Should an exchange open up a working relationship between Israel and Hamas, albeit indirectly, Israel should also take advantage of any rift between the more hard-line conservative leadership in Damascus led by Khaled Meshal and Gaza's local leadership led by Ismail Haniyeh that has endured the violence and economic hardship first hand. Those in Hamas who wish to see the party serve as a full fledged political organization capable of representing the Palestinian people and delivering goods and services should be allowed to partake in the democratic process. Israel and the moderate Palestinians must be clear though that Qassam rockets or any form of violence that invites retaliatory attacks will not be tolerated under any circumstances.

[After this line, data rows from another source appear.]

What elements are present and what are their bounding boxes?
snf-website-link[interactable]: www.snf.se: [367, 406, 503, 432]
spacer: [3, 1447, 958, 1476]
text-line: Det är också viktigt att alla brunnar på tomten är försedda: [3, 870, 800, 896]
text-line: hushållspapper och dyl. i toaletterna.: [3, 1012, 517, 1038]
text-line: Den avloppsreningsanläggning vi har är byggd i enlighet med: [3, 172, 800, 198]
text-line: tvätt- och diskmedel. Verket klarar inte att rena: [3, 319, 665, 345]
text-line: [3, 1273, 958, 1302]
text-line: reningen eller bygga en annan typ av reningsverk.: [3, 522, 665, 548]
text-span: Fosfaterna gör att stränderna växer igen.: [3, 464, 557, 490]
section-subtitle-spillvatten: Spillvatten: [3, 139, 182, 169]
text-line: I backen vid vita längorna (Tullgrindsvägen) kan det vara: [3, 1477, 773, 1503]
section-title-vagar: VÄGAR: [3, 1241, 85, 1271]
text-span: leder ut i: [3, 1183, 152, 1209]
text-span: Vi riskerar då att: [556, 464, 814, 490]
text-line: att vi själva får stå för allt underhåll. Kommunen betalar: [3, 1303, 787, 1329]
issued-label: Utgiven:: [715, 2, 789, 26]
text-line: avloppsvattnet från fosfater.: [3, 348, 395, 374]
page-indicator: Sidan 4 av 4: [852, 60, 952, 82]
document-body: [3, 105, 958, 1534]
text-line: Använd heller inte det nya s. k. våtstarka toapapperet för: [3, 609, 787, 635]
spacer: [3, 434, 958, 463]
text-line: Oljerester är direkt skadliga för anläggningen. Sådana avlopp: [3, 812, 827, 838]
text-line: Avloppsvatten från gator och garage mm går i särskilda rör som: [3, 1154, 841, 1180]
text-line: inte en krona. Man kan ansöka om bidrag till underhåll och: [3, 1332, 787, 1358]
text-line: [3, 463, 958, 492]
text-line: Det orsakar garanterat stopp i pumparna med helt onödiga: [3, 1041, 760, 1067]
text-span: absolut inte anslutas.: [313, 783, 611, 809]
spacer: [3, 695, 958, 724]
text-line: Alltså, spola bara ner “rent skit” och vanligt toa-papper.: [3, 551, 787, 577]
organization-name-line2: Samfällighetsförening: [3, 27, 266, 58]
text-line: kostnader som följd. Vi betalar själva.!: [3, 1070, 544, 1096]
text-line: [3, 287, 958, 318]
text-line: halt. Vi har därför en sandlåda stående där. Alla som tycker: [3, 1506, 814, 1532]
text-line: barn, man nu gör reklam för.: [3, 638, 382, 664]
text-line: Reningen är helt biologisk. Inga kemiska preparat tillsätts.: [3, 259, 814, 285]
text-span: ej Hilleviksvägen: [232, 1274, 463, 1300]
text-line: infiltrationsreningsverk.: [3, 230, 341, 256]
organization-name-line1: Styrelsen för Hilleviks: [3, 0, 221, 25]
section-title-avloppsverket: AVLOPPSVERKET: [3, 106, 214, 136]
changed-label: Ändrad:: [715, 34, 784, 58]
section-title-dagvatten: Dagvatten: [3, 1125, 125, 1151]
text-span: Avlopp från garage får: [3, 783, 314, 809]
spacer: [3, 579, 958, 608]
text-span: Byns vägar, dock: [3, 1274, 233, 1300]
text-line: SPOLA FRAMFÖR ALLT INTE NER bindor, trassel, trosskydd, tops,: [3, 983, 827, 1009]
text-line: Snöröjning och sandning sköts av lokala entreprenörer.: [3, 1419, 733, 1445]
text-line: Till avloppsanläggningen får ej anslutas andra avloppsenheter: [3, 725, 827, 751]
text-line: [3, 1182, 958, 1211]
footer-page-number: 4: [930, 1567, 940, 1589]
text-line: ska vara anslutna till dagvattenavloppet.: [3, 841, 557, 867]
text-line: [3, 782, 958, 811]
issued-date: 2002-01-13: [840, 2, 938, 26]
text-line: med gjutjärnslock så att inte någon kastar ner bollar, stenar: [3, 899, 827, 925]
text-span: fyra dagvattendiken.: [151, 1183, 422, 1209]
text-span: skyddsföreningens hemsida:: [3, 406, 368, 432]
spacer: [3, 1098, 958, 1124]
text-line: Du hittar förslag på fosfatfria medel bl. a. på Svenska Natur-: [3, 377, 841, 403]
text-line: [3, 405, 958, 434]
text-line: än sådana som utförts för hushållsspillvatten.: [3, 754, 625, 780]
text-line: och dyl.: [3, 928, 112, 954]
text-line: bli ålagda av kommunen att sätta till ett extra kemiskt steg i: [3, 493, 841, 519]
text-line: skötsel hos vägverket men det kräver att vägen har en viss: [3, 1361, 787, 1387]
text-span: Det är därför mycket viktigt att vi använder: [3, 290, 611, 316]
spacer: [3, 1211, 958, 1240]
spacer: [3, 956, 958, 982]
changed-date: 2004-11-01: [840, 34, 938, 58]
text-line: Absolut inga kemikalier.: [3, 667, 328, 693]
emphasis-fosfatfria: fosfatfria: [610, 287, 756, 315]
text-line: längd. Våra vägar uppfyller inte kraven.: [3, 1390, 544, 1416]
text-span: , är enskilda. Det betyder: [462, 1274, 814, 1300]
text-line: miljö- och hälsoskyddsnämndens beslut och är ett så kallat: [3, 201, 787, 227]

For Israel, the prisoner swap must be seen as the first political step to achieve a mutual accommodation with a group which Netanyahu or any future Israeli leader must sooner or later make peace. For Hamas, this would be an historic opportunity to seize upon to become a part of state building and give the Palestinian community in Gaza, especially the young, a hope for a better tomorrow. Only in this context will the prisoner exchange make sense, as it opens up future possibilities to take constructive and viable measures on the ground to achieve a workable solution.